Par Alexis Zimmer [1]
Humains, non humains ! Pour le non spécialiste en sciences sociales (auquel est notamment adressé cet ouvrage) ce titre a de quoi surprendre. Est-il la marque d’une interrogation du caractère inhumain de certains pans de notre monde contemporain ? Est-il l’indice d’une réflexion politique et morale sur les frontières de l’humanité, frontières que semblent notamment remettre en question certaines pratiques biomédicales ? Le sous-titre Comment repeupler les sciences sociales, aurait alors tout lieu d’inquiéter. Envisage t-on, par exemple, de recourir aux techniques de clonage pour que les départements de sciences sociales se repeuplent ? Non ce n’est pas sérieux, une telle interprétation n’est pas tenable, à moins qu’il ne s’agisse ici d’un gag. Il faut chercher ailleurs et pour cela, geste classique de celle ou de celui qui fouine en librairie, retourner l’ouvrage et débuter la lecture de la quatrième de couverture.
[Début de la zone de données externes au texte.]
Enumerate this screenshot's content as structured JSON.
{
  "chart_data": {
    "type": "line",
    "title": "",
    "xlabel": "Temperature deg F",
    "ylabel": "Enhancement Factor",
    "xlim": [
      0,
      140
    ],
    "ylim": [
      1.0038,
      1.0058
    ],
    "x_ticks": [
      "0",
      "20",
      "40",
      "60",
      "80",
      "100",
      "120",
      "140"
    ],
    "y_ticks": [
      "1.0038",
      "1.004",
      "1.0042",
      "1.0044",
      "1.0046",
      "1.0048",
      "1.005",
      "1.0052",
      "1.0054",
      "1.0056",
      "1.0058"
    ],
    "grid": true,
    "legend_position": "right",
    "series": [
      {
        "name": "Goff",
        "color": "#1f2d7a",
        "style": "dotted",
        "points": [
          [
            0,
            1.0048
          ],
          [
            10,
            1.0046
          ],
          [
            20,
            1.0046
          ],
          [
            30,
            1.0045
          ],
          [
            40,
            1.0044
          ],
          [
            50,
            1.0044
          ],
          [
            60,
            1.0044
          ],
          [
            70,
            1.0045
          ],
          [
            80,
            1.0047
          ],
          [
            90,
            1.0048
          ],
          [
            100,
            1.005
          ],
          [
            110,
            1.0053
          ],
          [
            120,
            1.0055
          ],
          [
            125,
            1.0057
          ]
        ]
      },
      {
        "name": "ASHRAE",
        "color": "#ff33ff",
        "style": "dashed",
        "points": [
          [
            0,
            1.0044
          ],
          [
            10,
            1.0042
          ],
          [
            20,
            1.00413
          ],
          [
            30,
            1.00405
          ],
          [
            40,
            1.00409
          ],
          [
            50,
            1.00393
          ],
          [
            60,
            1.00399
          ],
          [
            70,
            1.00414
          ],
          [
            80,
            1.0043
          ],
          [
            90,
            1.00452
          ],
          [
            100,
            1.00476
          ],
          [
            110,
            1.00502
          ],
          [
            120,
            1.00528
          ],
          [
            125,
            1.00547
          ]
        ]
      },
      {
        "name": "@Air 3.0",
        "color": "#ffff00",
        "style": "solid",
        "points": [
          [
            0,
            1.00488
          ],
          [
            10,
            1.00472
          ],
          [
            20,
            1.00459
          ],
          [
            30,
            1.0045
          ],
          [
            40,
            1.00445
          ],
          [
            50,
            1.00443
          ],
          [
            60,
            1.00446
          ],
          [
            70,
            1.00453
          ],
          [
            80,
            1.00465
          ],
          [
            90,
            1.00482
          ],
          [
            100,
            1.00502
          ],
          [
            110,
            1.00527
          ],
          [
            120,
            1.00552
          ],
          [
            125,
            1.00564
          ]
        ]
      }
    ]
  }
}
Et c’est là que l’on apprend (enfin ou déjà) que ce que recouvre et indique la notion de “non-humains”. Elle qualifie tout un ensemble “d’objets”, de procédures, d’êtres “vivants” ou divins, tout un ensemble de “choses” avec lesquels les humains, “nous” en l’occurrence, entrons en commerce.
Mais si cette expression dichotomique peut encore surprendre, l’enjeu d’un tel ouvrage est précisément de favoriser sa compréhension, sa circulation, ses usages et ses réappropriations, mais aussi, et nous n’y manquerons pas, sa critique. Car cela fait bien trente ans, à en croire les auteurs, que ce couple notionnel fonctionne de concert et qu’il produit par ses usages multiples et circonstanciés des effets qui participent d’un certain renouvellement des modes de problématisation, des questions et des sensibilités en sciences sociales. De ces renouvellements, cet ouvrage, coordonné par Sophie Houdart, anthropologue et Olivier Thiery, philosophe et sociologue, est une forme d’introduction, d’index et d’état des lieux.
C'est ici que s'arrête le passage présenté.